E o deputado Airton Faleiro (PT-PA) lembrou que os fundos constitucionais são fundamentais para reduzir as desigualdades regionais. “A legislação foi precisa em dizer que era para diminuir as desigualdades sociais, e os fundos constitucionais, prioritariamente, têm que investir nos mini, pequenos e médios, e também nos grandes, mas prioritariamente nesses segmentos. Eu sou testemunha de que os fundos constitucionais estão cumprindo esse papel. Então, eu pergunto: para quê alterar as regras agora?”, indagou.
O deputado reconheceu que o relator retirou do texto original a alteração do valor da taxa de administração e a alteração sobre del credere (garantia). “Estava ali a morte dos bancos estatais. Então, foi uma conquista. Mas, mesmo assim, a medida provisória permanece com problemas. Por exemplo, pegar uma fatia desses fundos e destinar para ser aplicada através da parceria público privada, pelo capital privado. Isso é retirar a capacidade de ação dos bancos públicos”, lamentou.

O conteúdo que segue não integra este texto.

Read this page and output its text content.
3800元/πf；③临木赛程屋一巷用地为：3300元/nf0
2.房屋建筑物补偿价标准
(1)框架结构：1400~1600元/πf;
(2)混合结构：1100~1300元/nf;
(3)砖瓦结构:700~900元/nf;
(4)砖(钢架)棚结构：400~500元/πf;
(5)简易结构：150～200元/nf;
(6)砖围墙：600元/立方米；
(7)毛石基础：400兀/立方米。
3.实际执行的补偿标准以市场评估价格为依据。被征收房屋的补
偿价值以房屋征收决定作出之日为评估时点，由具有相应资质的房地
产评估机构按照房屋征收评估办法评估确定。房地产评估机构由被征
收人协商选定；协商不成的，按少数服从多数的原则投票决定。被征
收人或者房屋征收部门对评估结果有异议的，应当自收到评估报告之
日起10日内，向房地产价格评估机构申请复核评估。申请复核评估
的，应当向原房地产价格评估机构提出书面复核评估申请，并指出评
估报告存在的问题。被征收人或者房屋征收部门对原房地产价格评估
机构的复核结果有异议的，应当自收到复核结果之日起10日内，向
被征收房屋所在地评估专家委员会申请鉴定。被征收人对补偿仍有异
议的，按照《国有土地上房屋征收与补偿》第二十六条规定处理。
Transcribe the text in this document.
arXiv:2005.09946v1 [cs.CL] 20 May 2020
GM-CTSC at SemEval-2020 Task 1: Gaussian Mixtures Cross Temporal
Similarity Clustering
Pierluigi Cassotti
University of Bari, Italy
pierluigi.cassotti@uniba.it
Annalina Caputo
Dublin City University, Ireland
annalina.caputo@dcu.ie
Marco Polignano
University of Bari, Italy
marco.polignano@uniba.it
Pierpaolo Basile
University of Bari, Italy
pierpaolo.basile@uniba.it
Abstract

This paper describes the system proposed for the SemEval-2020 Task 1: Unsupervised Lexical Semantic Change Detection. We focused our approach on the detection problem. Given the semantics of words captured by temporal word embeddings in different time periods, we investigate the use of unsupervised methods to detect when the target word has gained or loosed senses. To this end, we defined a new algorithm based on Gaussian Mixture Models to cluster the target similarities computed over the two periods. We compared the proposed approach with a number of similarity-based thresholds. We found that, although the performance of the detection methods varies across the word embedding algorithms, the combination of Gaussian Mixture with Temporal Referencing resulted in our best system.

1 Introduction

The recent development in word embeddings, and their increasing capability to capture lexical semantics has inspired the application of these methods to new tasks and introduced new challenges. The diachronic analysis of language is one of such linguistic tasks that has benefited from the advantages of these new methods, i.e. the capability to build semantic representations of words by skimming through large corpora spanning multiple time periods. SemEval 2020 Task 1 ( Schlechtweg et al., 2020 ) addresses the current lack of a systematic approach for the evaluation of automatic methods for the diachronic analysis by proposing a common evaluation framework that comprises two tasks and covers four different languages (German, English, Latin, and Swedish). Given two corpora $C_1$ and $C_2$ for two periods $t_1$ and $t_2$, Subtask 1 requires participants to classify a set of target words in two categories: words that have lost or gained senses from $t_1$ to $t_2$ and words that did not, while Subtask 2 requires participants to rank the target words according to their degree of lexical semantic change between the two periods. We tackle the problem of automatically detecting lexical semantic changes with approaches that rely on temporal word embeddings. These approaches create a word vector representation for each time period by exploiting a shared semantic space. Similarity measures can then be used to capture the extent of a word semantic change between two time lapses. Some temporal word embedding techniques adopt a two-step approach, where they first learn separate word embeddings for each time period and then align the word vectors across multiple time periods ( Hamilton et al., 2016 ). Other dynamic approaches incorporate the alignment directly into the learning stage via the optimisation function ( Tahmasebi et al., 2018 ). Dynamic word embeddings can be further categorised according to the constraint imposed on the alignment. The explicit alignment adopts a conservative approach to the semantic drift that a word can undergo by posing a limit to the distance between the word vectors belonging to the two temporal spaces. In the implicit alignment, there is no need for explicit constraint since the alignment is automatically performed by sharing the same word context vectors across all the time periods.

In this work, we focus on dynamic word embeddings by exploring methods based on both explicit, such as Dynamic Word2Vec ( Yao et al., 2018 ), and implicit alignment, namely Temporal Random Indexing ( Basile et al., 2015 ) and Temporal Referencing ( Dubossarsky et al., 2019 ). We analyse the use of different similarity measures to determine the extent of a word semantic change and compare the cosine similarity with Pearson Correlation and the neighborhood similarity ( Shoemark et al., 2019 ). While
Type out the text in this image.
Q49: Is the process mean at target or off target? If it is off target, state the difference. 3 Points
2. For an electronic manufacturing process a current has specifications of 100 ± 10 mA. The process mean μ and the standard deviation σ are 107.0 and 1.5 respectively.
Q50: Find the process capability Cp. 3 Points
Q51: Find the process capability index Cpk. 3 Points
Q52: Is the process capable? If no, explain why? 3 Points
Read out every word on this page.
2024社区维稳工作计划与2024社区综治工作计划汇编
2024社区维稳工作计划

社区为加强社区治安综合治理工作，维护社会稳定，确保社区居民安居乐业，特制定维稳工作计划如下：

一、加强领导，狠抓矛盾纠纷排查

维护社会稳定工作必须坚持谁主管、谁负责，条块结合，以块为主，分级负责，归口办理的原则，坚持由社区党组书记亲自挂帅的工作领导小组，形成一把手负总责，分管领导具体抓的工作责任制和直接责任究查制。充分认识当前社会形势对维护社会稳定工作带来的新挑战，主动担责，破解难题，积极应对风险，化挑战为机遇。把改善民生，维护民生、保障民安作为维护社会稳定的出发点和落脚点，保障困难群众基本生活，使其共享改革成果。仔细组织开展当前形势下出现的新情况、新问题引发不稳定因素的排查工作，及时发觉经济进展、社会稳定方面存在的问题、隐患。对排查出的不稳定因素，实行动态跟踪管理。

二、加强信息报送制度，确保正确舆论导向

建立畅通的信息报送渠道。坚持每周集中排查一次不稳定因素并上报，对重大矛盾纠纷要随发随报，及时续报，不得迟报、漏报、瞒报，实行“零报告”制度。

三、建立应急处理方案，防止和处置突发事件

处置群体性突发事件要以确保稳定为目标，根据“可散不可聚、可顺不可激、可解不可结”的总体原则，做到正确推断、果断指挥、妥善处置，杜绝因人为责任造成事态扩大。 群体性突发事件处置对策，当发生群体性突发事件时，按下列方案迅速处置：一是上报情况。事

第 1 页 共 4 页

O deputado Leo de Brito (PT-AC) também reconheceu que o relator conseguiu melhorar o texto, “que era uma medida provisória completamente nefasta aos interesses do País” e que colocava o fundo garantidor, que é tão importante para as operações de crédito na mão da iniciativa privada. “O deputado Wellington Roberto conseguiu trazer para os bancos públicos. Foi um avanço, mas continua havendo a possibilidade de que esses recursos, contrariamente aos interesses nacionais, ao planejamento de desenvolvimento do nosso País, sejam drenados para as Parcerias Público-privadas, para fundos de investimento privado inclusive”, alertou.
O deputado Padre João (PT-MG) também se manifestou contra a entregar os fundos constitucionais para a iniciativa privada. “Temos bancos públicos — alguns até 100% públicos, mesmo os de capital aberto — que têm expertise na parte de infraestrutura, como o Banco do Nordeste, o próprio Banco do Brasil, o Banco da Amazônia, a Caixa Econômica Federal e o BNDES. É um escândalo o que está acontecendo neste País”, protestou.
Destaques
O PT ainda tentou reduzir danos, apresentando três destaques para modificar o projeto de conversão da MP. Um deles pretendia retirar do texto a previsão de que o estatuto desse fundo regulamentaria os serviços de assistência técnica a serem contratados pelo fundo garantidor; o outro pretendia retirar a possibilidade de reembolso ao banco administrador do FGIE de valores gastos com atividades para estruturar projetos de parceria público-privada; e o último tinha o objetivo de excluir do projeto a previsão de que o estatuto do fundo garantidor disciplinaria sua participação em fundos de investimento. Entretanto, todas as propostas foram rejeitadas pelo plenário.